Oww! U thought rug burn was bad! Fuckin carseat burn hurts like a mother!!!
Wtf?
Use the slutty part of ur brain.
So I just watched the Lakers/Magic game so I could have something to talk about with him after we have sex this time
I might get fired at work today. I had to prioritize. It's not my fault Cockasaurus came over.
just bought a $25 eighth from a chick who has a kid. i'm helping my community out right?
talk of her extensive whoreness has crossed oceans. thats impressive.
Woke up chewing my pillow from a dream where I was scarfing Cajun pasta from TGI Friday's. That's a new level of fat, even for us
I'm love that we're talking about a possible 3rd 3some, and that you're going to be a dad.
You were hugging the toilet and shouting "don't let fatty eat me" through the closed door.
We were fucking while the tv was on, and one of those animal cruelty commercials came on. We then switched over and started doing it doggy style.

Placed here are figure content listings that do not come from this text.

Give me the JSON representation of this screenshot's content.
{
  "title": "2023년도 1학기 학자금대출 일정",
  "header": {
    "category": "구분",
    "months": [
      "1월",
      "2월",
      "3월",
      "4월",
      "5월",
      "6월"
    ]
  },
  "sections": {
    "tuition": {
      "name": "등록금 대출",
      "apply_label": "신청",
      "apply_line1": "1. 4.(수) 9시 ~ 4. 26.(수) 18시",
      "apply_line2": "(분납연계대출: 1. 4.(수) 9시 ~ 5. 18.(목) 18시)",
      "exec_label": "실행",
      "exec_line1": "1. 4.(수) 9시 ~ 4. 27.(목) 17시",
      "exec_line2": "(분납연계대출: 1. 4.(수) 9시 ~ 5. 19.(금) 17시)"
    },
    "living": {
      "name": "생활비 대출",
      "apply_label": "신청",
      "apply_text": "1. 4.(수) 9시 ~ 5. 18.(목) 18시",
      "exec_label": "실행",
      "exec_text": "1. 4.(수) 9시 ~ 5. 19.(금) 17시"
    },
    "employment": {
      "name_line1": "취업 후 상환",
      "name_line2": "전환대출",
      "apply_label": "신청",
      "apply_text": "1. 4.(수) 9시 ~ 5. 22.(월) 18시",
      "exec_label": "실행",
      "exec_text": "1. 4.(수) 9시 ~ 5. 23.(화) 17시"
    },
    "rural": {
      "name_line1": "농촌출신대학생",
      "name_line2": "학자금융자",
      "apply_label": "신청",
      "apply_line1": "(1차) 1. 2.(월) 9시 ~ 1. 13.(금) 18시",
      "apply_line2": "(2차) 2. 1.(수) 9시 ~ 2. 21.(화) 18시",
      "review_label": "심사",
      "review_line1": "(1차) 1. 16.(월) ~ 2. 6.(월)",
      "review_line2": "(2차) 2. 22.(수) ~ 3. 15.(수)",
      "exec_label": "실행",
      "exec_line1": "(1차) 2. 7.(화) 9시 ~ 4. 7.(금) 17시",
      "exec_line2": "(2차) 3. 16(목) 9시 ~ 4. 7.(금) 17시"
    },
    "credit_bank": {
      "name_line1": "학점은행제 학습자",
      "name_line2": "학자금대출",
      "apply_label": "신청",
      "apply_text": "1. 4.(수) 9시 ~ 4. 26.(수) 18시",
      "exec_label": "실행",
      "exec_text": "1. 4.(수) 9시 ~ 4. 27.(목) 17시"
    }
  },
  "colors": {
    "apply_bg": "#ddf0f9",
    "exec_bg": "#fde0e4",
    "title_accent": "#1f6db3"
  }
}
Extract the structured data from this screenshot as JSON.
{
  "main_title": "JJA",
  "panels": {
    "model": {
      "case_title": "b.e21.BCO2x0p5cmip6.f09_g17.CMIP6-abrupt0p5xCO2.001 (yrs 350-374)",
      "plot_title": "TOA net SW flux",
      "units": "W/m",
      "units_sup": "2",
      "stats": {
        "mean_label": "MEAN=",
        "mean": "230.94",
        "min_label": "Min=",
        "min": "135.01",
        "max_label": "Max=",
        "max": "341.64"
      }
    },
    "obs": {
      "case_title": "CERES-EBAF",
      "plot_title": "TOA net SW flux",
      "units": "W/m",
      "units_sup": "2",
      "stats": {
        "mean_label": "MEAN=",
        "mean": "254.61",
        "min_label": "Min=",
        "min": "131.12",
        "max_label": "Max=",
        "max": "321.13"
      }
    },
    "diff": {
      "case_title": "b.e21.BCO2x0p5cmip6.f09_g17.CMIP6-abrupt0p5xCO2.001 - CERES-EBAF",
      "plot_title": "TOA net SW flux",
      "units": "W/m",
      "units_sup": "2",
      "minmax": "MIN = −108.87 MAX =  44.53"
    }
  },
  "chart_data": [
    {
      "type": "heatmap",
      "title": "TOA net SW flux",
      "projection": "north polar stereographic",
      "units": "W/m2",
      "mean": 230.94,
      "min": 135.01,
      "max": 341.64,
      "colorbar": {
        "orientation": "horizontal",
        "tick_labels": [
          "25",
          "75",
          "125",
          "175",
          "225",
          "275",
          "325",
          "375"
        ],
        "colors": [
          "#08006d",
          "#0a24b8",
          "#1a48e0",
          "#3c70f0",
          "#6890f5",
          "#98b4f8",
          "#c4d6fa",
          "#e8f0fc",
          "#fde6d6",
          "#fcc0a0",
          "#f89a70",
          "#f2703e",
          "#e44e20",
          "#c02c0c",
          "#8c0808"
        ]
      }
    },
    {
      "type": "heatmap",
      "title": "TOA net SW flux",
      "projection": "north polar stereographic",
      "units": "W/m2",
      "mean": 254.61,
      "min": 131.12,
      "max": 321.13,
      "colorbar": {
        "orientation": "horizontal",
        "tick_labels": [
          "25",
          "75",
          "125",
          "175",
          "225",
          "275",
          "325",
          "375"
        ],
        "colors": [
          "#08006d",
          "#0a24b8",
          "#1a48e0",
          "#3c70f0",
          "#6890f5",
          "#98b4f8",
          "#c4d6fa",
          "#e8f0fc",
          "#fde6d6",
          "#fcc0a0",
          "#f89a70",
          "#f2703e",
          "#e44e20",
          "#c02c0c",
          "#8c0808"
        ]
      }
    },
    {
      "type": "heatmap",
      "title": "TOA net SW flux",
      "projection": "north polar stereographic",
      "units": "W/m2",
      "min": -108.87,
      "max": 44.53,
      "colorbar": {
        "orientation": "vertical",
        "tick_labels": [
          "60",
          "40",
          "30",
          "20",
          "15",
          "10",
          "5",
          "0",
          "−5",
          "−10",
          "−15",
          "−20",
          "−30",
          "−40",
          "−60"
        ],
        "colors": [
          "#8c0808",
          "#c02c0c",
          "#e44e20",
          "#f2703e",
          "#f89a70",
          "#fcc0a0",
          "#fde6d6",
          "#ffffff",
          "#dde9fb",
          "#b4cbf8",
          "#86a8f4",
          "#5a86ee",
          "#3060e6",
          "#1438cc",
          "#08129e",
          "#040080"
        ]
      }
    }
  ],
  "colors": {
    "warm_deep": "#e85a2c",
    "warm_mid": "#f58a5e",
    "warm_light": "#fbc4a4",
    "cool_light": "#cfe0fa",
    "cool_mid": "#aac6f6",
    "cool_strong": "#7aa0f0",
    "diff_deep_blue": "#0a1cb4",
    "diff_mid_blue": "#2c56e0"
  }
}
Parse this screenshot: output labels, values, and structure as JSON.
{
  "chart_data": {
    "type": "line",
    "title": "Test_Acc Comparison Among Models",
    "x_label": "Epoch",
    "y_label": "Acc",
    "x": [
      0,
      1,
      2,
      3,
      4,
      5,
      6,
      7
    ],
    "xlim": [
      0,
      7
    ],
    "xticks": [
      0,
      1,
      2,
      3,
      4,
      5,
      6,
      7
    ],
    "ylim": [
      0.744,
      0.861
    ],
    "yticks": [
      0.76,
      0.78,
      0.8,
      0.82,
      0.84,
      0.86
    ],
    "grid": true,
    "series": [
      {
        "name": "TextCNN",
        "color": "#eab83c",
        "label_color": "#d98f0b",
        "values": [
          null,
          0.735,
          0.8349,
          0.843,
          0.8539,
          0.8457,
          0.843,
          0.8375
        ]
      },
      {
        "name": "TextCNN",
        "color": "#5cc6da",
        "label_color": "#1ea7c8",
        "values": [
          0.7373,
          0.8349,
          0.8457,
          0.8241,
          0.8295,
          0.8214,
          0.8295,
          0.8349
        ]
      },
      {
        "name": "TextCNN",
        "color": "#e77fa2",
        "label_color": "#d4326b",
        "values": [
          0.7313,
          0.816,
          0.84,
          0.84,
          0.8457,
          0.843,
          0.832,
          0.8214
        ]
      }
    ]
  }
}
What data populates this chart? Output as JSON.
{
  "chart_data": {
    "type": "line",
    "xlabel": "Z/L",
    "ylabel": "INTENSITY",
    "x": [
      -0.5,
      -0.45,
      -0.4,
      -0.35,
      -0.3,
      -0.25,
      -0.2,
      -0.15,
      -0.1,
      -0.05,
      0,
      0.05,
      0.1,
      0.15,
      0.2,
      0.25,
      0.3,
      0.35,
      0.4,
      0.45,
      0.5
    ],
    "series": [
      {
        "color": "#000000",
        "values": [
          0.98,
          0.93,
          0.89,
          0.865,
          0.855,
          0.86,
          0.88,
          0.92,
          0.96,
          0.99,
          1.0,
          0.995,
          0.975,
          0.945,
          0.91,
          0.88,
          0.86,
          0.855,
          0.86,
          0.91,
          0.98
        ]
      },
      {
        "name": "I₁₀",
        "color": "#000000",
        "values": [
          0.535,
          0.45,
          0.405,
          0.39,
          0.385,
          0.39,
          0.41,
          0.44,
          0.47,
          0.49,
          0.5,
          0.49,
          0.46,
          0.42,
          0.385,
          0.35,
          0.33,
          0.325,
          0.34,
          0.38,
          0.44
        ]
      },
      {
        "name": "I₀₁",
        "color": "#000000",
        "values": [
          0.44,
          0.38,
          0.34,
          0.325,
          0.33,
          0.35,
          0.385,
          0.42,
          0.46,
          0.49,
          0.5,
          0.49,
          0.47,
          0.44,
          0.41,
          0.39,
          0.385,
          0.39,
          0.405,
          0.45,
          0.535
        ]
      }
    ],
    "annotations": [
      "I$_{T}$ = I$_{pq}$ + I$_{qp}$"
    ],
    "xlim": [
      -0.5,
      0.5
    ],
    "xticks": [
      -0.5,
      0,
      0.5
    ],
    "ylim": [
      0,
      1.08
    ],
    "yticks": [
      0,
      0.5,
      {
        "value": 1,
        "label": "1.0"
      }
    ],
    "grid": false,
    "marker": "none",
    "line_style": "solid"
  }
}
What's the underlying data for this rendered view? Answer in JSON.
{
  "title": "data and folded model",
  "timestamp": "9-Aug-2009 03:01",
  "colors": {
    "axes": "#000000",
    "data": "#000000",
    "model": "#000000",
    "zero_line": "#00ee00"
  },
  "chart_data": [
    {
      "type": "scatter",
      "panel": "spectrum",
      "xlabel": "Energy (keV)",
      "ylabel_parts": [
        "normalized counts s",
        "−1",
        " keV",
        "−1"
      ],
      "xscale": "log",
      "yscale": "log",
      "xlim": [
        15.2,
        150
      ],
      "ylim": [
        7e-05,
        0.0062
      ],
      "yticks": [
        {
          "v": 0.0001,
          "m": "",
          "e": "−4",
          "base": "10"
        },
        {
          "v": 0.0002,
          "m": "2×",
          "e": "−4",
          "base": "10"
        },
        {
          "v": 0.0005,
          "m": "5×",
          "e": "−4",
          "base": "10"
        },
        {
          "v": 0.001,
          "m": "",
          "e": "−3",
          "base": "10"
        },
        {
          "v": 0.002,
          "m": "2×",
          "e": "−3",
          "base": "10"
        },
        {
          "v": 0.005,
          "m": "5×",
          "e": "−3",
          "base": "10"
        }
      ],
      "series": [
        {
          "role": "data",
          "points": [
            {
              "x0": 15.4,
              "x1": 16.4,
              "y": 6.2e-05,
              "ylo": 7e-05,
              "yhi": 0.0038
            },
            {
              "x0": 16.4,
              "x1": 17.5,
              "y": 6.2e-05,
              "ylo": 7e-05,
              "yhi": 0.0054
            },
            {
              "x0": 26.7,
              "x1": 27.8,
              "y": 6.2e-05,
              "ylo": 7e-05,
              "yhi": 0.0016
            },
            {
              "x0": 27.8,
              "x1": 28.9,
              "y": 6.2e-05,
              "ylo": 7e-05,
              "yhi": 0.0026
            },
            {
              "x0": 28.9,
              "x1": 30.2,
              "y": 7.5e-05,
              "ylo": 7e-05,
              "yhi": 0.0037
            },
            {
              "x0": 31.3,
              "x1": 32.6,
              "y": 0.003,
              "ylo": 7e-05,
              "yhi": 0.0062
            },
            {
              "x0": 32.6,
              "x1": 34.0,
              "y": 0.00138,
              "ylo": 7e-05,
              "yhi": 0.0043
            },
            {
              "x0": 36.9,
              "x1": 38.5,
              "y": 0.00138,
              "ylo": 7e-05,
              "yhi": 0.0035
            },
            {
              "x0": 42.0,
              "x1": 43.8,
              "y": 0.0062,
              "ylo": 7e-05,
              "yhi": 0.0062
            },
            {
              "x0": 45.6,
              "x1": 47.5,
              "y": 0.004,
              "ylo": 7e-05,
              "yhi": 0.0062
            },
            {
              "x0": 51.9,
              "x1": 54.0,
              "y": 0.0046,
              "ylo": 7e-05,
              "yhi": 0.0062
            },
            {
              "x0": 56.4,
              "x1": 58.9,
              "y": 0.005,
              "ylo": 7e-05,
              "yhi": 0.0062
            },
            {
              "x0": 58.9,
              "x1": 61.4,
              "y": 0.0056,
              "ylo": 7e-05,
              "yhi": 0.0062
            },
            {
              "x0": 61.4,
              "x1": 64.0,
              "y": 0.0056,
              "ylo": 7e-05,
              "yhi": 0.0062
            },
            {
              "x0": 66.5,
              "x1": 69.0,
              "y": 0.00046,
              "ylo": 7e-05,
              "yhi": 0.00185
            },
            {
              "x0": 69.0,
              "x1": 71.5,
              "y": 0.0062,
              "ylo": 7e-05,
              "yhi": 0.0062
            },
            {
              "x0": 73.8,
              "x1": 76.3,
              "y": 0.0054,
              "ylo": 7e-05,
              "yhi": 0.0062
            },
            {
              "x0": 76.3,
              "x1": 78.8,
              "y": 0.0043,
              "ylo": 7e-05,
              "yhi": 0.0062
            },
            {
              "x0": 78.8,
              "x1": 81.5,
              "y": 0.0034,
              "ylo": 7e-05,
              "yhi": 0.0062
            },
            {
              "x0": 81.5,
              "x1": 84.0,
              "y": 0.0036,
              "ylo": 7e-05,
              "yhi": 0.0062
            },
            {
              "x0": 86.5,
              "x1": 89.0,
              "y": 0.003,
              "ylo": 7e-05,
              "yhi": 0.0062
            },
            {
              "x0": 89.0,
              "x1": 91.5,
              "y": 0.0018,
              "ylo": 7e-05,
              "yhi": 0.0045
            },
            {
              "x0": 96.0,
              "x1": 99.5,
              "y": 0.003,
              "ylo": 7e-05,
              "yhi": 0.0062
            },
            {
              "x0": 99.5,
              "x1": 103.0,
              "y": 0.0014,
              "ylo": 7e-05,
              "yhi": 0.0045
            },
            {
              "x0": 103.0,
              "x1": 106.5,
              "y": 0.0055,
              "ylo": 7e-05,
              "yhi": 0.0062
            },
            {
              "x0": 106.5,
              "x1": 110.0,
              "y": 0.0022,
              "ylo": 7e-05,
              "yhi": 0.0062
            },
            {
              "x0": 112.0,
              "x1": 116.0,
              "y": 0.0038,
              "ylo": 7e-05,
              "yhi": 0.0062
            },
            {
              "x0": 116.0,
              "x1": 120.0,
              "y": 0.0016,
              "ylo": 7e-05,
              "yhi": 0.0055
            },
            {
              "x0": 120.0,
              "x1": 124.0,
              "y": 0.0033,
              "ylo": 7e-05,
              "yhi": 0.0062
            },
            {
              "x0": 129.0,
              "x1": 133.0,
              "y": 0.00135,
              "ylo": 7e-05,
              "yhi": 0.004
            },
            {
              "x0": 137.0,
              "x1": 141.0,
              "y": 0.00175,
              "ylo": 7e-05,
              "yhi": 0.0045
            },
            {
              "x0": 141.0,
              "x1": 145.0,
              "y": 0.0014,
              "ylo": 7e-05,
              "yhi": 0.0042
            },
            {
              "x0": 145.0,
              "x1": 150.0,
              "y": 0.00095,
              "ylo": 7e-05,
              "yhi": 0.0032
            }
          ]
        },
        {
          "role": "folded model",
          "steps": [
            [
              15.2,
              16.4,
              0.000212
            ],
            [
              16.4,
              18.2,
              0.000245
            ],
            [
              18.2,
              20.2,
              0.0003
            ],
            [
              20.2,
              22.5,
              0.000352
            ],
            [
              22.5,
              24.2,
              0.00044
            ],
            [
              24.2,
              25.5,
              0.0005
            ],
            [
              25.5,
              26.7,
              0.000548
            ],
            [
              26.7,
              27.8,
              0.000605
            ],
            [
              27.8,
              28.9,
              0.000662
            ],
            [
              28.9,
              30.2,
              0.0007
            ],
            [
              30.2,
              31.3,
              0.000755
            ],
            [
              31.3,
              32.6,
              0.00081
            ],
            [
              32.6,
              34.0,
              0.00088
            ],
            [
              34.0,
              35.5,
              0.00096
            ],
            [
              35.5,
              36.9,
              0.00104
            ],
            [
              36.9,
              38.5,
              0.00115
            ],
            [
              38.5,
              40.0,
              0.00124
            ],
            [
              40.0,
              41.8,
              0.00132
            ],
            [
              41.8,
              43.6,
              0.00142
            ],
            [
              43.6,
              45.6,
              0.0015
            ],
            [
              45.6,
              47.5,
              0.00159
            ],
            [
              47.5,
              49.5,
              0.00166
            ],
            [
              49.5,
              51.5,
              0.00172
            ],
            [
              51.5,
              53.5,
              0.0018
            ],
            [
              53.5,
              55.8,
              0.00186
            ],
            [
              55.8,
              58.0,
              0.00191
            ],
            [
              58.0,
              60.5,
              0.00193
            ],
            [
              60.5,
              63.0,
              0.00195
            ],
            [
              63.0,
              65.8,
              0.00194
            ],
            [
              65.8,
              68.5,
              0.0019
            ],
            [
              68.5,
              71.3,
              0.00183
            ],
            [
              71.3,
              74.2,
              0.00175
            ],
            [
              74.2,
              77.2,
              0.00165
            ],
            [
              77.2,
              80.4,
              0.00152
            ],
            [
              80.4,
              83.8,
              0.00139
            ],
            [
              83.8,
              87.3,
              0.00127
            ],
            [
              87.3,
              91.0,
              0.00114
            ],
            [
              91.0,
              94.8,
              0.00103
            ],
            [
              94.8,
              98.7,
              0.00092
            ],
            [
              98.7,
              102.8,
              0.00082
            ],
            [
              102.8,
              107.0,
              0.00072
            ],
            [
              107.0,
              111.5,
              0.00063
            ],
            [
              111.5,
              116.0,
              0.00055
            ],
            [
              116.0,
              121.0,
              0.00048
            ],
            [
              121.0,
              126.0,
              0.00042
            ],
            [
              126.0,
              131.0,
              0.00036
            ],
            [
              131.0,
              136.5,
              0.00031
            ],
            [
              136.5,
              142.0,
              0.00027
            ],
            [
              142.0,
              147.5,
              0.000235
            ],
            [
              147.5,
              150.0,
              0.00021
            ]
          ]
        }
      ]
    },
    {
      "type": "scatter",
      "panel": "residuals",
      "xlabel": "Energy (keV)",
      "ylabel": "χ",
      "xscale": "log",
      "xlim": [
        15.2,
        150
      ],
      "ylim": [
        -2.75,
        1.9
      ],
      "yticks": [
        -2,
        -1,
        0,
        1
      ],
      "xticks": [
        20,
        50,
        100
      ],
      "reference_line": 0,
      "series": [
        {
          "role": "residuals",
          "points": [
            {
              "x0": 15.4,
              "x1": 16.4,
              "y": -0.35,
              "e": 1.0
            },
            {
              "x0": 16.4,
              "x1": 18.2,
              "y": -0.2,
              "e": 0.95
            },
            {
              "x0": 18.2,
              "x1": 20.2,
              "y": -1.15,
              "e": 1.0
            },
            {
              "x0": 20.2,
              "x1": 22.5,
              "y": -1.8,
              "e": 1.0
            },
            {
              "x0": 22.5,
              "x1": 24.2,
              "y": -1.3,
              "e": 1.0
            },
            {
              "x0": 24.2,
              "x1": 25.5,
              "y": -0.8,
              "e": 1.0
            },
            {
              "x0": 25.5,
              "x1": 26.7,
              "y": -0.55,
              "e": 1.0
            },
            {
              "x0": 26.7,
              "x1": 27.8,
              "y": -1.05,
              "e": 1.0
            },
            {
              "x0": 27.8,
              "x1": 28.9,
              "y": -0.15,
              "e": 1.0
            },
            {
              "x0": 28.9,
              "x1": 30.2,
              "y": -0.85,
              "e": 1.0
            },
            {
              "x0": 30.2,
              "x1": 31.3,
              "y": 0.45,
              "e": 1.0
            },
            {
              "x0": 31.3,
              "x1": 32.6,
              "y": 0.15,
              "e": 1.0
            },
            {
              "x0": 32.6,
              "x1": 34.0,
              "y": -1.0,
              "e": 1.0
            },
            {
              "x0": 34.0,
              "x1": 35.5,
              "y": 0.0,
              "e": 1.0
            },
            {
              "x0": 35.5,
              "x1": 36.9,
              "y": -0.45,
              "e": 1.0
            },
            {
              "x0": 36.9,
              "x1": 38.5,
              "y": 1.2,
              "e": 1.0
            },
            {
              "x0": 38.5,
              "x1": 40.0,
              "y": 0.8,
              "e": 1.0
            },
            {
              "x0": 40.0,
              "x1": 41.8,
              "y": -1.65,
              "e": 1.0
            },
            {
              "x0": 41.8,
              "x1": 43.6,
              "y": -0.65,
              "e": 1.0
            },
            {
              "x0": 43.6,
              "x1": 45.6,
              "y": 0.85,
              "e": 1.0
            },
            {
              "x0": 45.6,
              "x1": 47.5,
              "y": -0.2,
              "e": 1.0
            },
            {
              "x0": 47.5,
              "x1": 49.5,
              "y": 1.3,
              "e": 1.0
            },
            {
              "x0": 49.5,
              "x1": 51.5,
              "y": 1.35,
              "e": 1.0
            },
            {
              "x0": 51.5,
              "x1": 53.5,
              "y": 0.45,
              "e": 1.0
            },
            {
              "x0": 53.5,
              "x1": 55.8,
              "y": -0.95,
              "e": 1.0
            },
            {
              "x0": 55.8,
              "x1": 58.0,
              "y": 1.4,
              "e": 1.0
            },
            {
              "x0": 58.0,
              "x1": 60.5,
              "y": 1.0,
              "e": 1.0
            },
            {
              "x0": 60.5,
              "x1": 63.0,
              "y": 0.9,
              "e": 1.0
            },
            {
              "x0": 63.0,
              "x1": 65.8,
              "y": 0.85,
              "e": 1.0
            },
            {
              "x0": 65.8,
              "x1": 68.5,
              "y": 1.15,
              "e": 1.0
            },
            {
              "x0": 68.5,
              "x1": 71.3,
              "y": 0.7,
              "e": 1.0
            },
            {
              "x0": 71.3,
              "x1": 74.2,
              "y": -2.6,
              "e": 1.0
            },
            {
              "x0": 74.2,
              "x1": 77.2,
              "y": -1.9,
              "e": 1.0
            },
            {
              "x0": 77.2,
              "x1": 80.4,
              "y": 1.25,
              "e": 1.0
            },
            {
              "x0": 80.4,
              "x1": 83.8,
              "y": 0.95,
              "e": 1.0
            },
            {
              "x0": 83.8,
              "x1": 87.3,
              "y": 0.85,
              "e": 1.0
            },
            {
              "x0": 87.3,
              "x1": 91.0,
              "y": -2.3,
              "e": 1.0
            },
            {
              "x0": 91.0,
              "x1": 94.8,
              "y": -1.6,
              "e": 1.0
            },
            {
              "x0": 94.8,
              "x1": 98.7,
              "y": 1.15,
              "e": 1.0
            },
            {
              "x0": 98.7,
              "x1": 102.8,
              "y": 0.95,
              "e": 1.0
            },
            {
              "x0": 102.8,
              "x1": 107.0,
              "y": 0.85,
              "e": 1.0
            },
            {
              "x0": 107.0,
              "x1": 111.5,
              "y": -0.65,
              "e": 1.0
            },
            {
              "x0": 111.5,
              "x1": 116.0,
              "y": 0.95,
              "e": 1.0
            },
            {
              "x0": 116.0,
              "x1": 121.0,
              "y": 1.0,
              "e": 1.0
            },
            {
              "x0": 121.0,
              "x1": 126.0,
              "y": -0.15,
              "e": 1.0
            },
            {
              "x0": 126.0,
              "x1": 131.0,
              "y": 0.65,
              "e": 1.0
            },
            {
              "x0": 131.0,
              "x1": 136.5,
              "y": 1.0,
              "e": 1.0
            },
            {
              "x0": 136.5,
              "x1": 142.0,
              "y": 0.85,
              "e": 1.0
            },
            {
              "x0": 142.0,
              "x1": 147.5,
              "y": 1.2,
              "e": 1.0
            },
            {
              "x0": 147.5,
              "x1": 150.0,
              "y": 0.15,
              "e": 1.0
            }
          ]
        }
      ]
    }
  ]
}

It was then that I realized that I'm going to hell.
I'm so glad we both made out with him though. I feel like that really brought us together
She called and said her prescription was refilled. I guess we are dating again.
Deciding whether to take my sex toys home for Christmas will be the biggest decision I make this holiday season
Chili is not acceptable fuck buddy food.
The vodka gummy bears are so strong. If I die of alcohol poisoning, please tell my dad it was single malt scotch.
You know you drink too much when the bartender at your favorite bar recognizes you at chipotle with your sunglasses on.